Nickel based superalloy. The main alloying elements are chromium, tungsten, molybdenum, cobalt, aluminum, titanium, boron, zirconium and the like. Among them, chromium acts as an antioxidant and anti-corrosion, and other elements act as strengthening. It has high strength and resistance to oxidation and gas corrosion at high temperatures of 650-1000. 

Nickel-based corrosion resistant alloy. The main alloying elements are copper, chromium and molybdenum. Has a good overall performance, resistant to a variety of acid corrosion and stress corrosion. The earliest application is nickel-copper alloy, also known as Monel alloy; in addition, nickel-chromium alloy, nickel-molybdenum alloy, nickel-chromium-molybdenum alloy and the like. Used in the manufacture of various corrosion resistant parts.

Nickel-based wear-resistant alloy. The main alloying elements are chromium, molybdenum, tungsten, and also a small amount of antimony, bismuth and indium. In addition to its wear resistance, it is also resistant to oxidation, corrosion and welding. It can be used to manufacture wear-resistant parts or as a coating material, which can be coated on the surface of other base materials by surfacing and spraying processes.
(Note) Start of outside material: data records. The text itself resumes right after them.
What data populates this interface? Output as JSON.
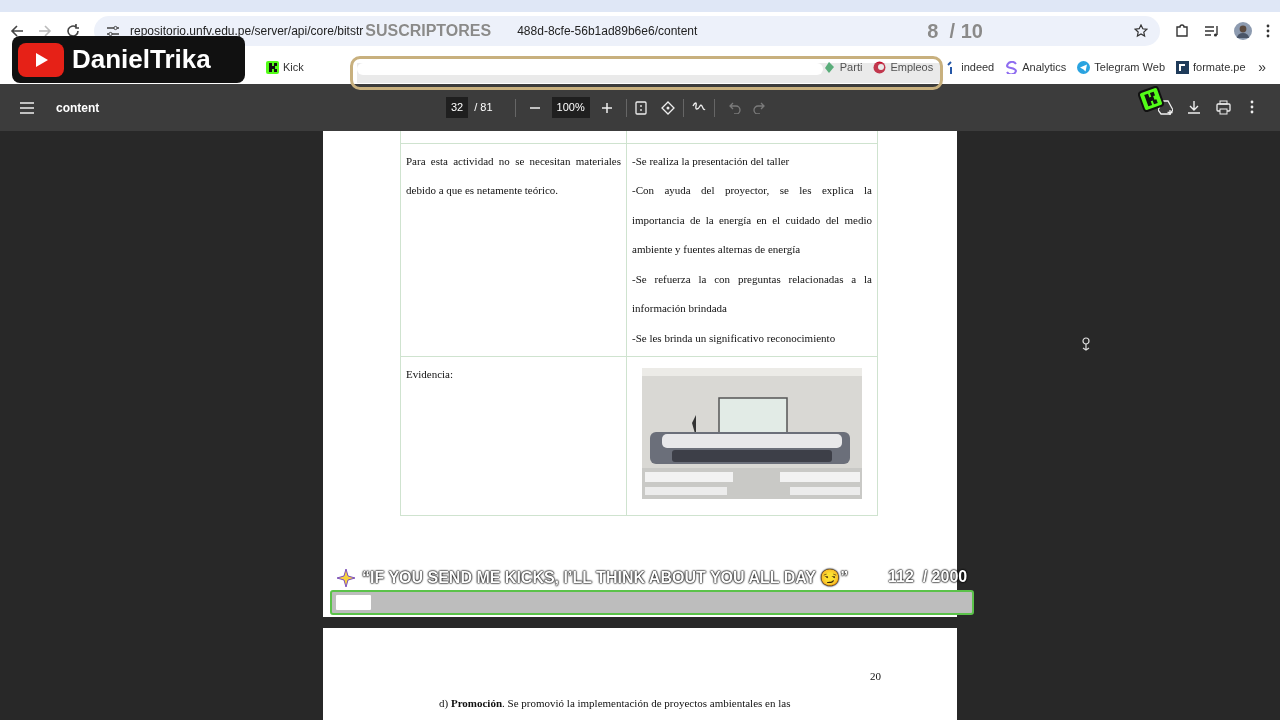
{
  "browser": {
    "url_start": "repositorio.unfv.edu.pe/server/api/core/bitstr",
    "url_end": "488d-8cfe-56b1ad89b6e6/content",
    "bookmarks": [
      {
        "label": "Kick",
        "kind": "kick"
      },
      {
        "label": "Parti",
        "kind": "parti"
      },
      {
        "label": "Empleos",
        "kind": "empleos"
      },
      {
        "label": "indeed",
        "kind": "indeed"
      },
      {
        "label": "Analytics",
        "kind": "analytics"
      },
      {
        "label": "Telegram Web",
        "kind": "telegram"
      },
      {
        "label": "formate.pe",
        "kind": "formate"
      }
    ],
    "more_bookmarks": "»"
  },
  "pdf_toolbar": {
    "title": "content",
    "page": "32",
    "page_total": "/ 81",
    "zoom": "100%",
    "undo_disabled": true,
    "redo_disabled": true
  },
  "document": {
    "table": [
      {
        "left": "Para esta actividad no se necesitan materiales debido a que es netamente teórico.",
        "right": [
          "-Se realiza la presentación del taller",
          "-Con ayuda del proyector, se les explica la importancia de la energía en el cuidado del medio ambiente y fuentes alternas de energía",
          "-Se refuerza la con preguntas relacionadas a la información brindada",
          "-Se les brinda un significativo reconocimiento"
        ]
      },
      {
        "left": "Evidencia:"
      }
    ],
    "page_number": "20",
    "next_text": "d) **Promoción**. Se promovió la implementación de proyectos ambientales en las"
  },
  "stream_overlay": {
    "channel": "DanielTrika",
    "subscribers": {
      "label": "SUSCRIPTORES",
      "count": "8  / 10",
      "level": 0.8
    },
    "kicks": {
      "label": "“IF YOU SEND ME KICKS, I’LL THINK ABOUT YOU ALL DAY 😏”",
      "count": "112  / 2000",
      "level": 0.056
    }
  }
}
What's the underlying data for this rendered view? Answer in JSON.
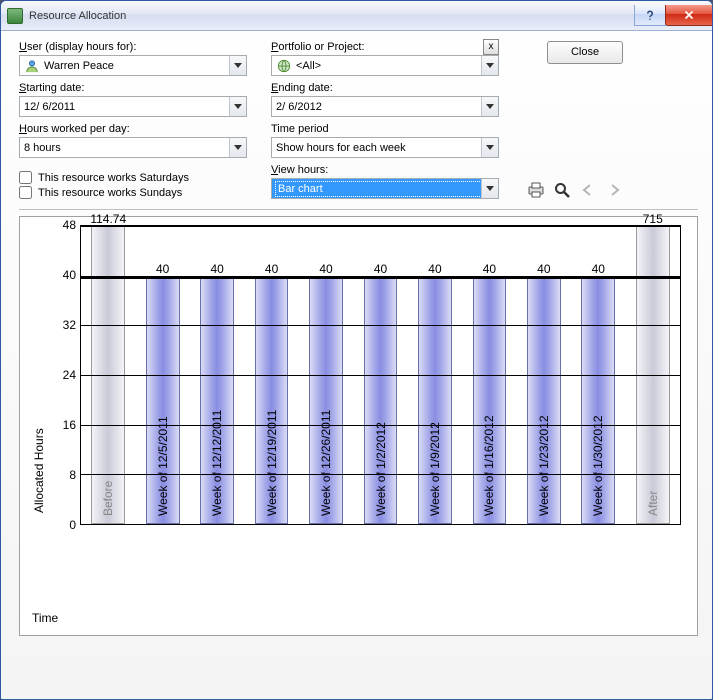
{
  "window": {
    "title": "Resource Allocation"
  },
  "buttons": {
    "close": "Close",
    "clear_project": "x"
  },
  "labels": {
    "user": "User (display hours for):",
    "portfolio": "Portfolio or Project:",
    "starting": "Starting date:",
    "ending": "Ending date:",
    "hours_per_day": "Hours worked per day:",
    "time_period": "Time period",
    "works_sat": "This resource works Saturdays",
    "works_sun": "This resource works Sundays",
    "view_hours": "View hours:"
  },
  "hotkeys": {
    "user": "U",
    "portfolio": "P",
    "starting": "S",
    "ending": "E",
    "hours_per_day": "H",
    "view_hours": "V"
  },
  "fields": {
    "user": "Warren Peace",
    "portfolio": "<All>",
    "starting_date": "12/ 6/2011",
    "ending_date": "2/ 6/2012",
    "hours_per_day": "8 hours",
    "time_period": "Show hours for each week",
    "works_sat": false,
    "works_sun": false,
    "view_hours": "Bar chart"
  },
  "chart_data": {
    "type": "bar",
    "title": "",
    "xlabel": "Time",
    "ylabel": "Allocated Hours",
    "ylim": [
      0,
      48
    ],
    "yticks": [
      0,
      8,
      16,
      24,
      32,
      40,
      48
    ],
    "baseline": 40,
    "categories": [
      "Before",
      "Week of 12/5/2011",
      "Week of 12/12/2011",
      "Week of 12/19/2011",
      "Week of 12/26/2011",
      "Week of 1/2/2012",
      "Week of 1/9/2012",
      "Week of 1/16/2012",
      "Week of 1/23/2012",
      "Week of 1/30/2012",
      "After"
    ],
    "values": [
      114.74,
      40,
      40,
      40,
      40,
      40,
      40,
      40,
      40,
      40,
      715
    ],
    "edge_indices": [
      0,
      10
    ]
  }
}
Nickel based precision alloy. Including nickel-based soft magnetic alloy, nickel-based precision resistance alloy and nickel-based electrothermal alloy. The most commonly used soft magnetic alloy is a permalloy containing about 80% nickel, which has a high maximum magnetic permeability and initial magnetic permeability and a low coercive force, and is an important core material in the electronics industry. The main alloying elements of nickel-based precision resistance alloys are chromium, aluminum, and copper. These alloys have high resistivity, low resistivity temperature coefficient, and good corrosion resistance for making resistors. Nickel-based electrothermal alloy is a nickel alloy containing 20% ​​.
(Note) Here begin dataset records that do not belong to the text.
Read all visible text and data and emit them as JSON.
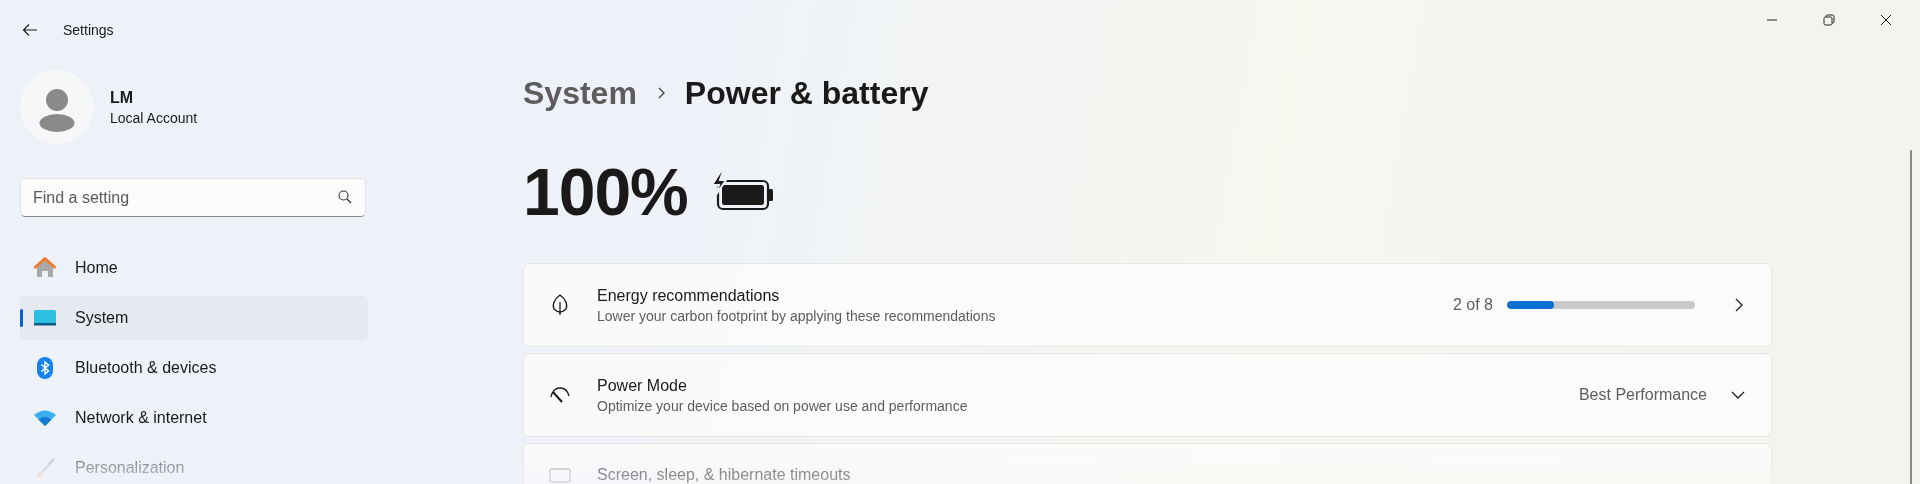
{
  "window": {
    "title": "Settings"
  },
  "account": {
    "name": "LM",
    "type": "Local Account"
  },
  "search": {
    "placeholder": "Find a setting"
  },
  "nav": [
    {
      "label": "Home",
      "selected": false
    },
    {
      "label": "System",
      "selected": true
    },
    {
      "label": "Bluetooth & devices",
      "selected": false
    },
    {
      "label": "Network & internet",
      "selected": false
    },
    {
      "label": "Personalization",
      "selected": false
    }
  ],
  "breadcrumb": {
    "parent": "System",
    "current": "Power & battery"
  },
  "battery": {
    "percent": "100%",
    "charging": true
  },
  "cards": [
    {
      "kind": "progress",
      "title": "Energy recommendations",
      "subtitle": "Lower your carbon footprint by applying these recommendations",
      "reading": "2 of 8",
      "level": 0.25
    },
    {
      "kind": "dropdown",
      "title": "Power Mode",
      "subtitle": "Optimize your device based on power use and performance",
      "value": "Best Performance"
    },
    {
      "kind": "plain",
      "title": "Screen, sleep, & hibernate timeouts"
    }
  ]
}
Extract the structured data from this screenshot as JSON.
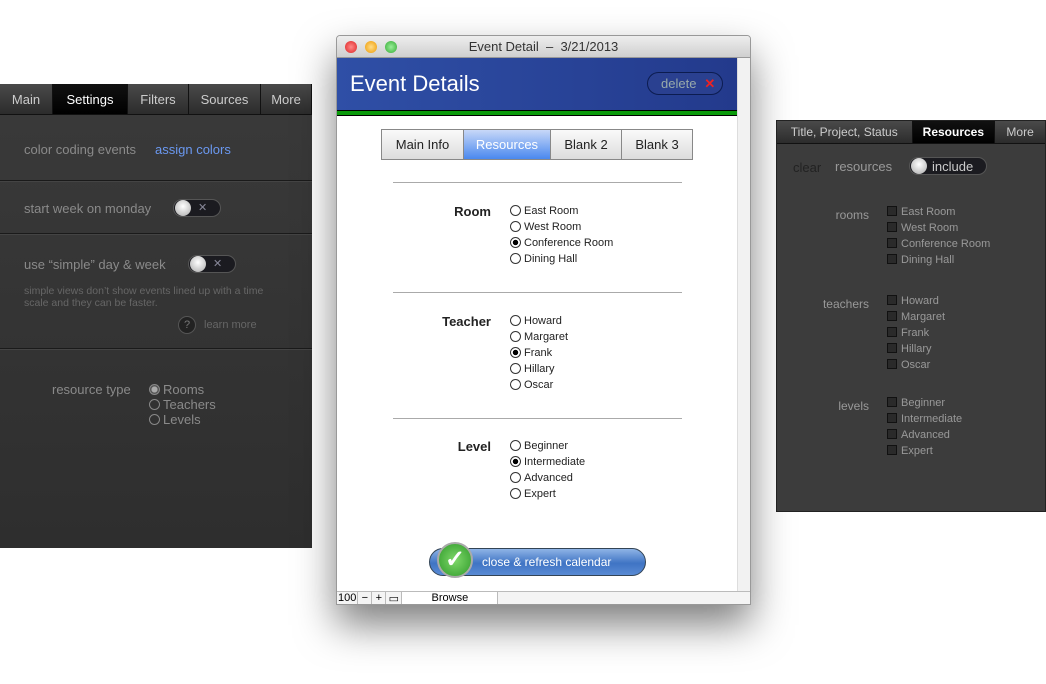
{
  "left_panel": {
    "tabs": [
      {
        "label": "Main"
      },
      {
        "label": "Settings",
        "active": true
      },
      {
        "label": "Filters"
      },
      {
        "label": "Sources"
      },
      {
        "label": "More"
      }
    ],
    "color_coding_label": "color coding events",
    "assign_colors_link": "assign colors",
    "start_week_label": "start week on monday",
    "start_week_toggle": "off",
    "simple_label": "use “simple” day & week",
    "simple_toggle": "off",
    "simple_help": "simple views don’t show events lined up with a time scale and they can be faster.",
    "learn_more": "learn more",
    "help_icon": "?",
    "toggle_x": "✕",
    "resource_type_label": "resource type",
    "resource_types": [
      {
        "label": "Rooms",
        "selected": true
      },
      {
        "label": "Teachers",
        "selected": false
      },
      {
        "label": "Levels",
        "selected": false
      }
    ]
  },
  "window": {
    "title": "Event Detail  –  3/21/2013",
    "header_title": "Event Details",
    "delete_label": "delete",
    "tabs": [
      {
        "label": "Main Info"
      },
      {
        "label": "Resources",
        "active": true
      },
      {
        "label": "Blank 2"
      },
      {
        "label": "Blank 3"
      }
    ],
    "groups": [
      {
        "label": "Room",
        "options": [
          "East Room",
          "West Room",
          "Conference Room",
          "Dining Hall"
        ],
        "selected": "Conference Room"
      },
      {
        "label": "Teacher",
        "options": [
          "Howard",
          "Margaret",
          "Frank",
          "Hillary",
          "Oscar"
        ],
        "selected": "Frank"
      },
      {
        "label": "Level",
        "options": [
          "Beginner",
          "Intermediate",
          "Advanced",
          "Expert"
        ],
        "selected": "Intermediate"
      }
    ],
    "close_button": "close & refresh calendar",
    "status": {
      "zoom": "100",
      "mode": "Browse"
    },
    "colors": {
      "header": "#2a4699",
      "accent_green": "#0a9a0a"
    }
  },
  "right_panel": {
    "tabs": [
      {
        "label": "Title, Project, Status"
      },
      {
        "label": "Resources",
        "active": true
      },
      {
        "label": "More"
      }
    ],
    "clear_label": "clear",
    "resources_label": "resources",
    "include_toggle": "include",
    "groups": [
      {
        "label": "rooms",
        "items": [
          "East Room",
          "West Room",
          "Conference Room",
          "Dining Hall"
        ]
      },
      {
        "label": "teachers",
        "items": [
          "Howard",
          "Margaret",
          "Frank",
          "Hillary",
          "Oscar"
        ]
      },
      {
        "label": "levels",
        "items": [
          "Beginner",
          "Intermediate",
          "Advanced",
          "Expert"
        ]
      }
    ]
  }
}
Nickel-based shape memory alloy. A nickel alloy containing 50% (at)% of titanium. Its recovery temperature is 70, shape memory

The effect is good. A small change in the proportion of nickel to titanium components allows the recovery temperature to vary from 30 to 100.  

Application

Nickel alloy can be used in the following industries:

Heat treatment industry. Such as furnace rolls, bell furnaces and annealing furnaces.

Calciner. For example, it is used for calcination to produce high-performance corundum, calcined chromite ore to produce ferrochrome alloy, and to recover nickel used as a catalyst in petrochemical industry.

Chemical and petrochemical, using it to prepare a new steam cracking crude gasoline furnace to produce hydrogen.

Automation device. Such as catalytic support systems, spark plugs.

Cleaning equipment for the nuclear industry, such as nuclear waste removal. 

Metal industry. Such as direct reduction of iron ore technology, the production of titanium sponge.

Development History

The Monel alloy produced in the United States in 1905 was the first nickel-based corrosion-resistant alloy. In 1906, the United States began producing nickel-chromium-molybdenum-copper corrosion-resistant alloys. In 1920, Germany produced nickel-chromium-molybdenum corrosion-resistant alloys. In 1941, the United Kingdom produced nickel-chromium-titanium alloy. Before 1953, the Soviet Union produced nickel-tungsten-calcium alloy for electric vacuum devices. In 1958, the United States produced nickel-tungsten-zirconium alloys for electric vacuum devices. In the early 1950s, China began to produce nickel-based corrosion-resistant alloys and nickel-based temperature-measuring materials. In the early 1960s, it developed nickel-based alloys and nickel-based superalloys for electric vacuum devices. In the early 1970s, nickel-based catalyst alloys and nickel-iridium alloys for synthetic diamonds were produced. Elastomeric alloy.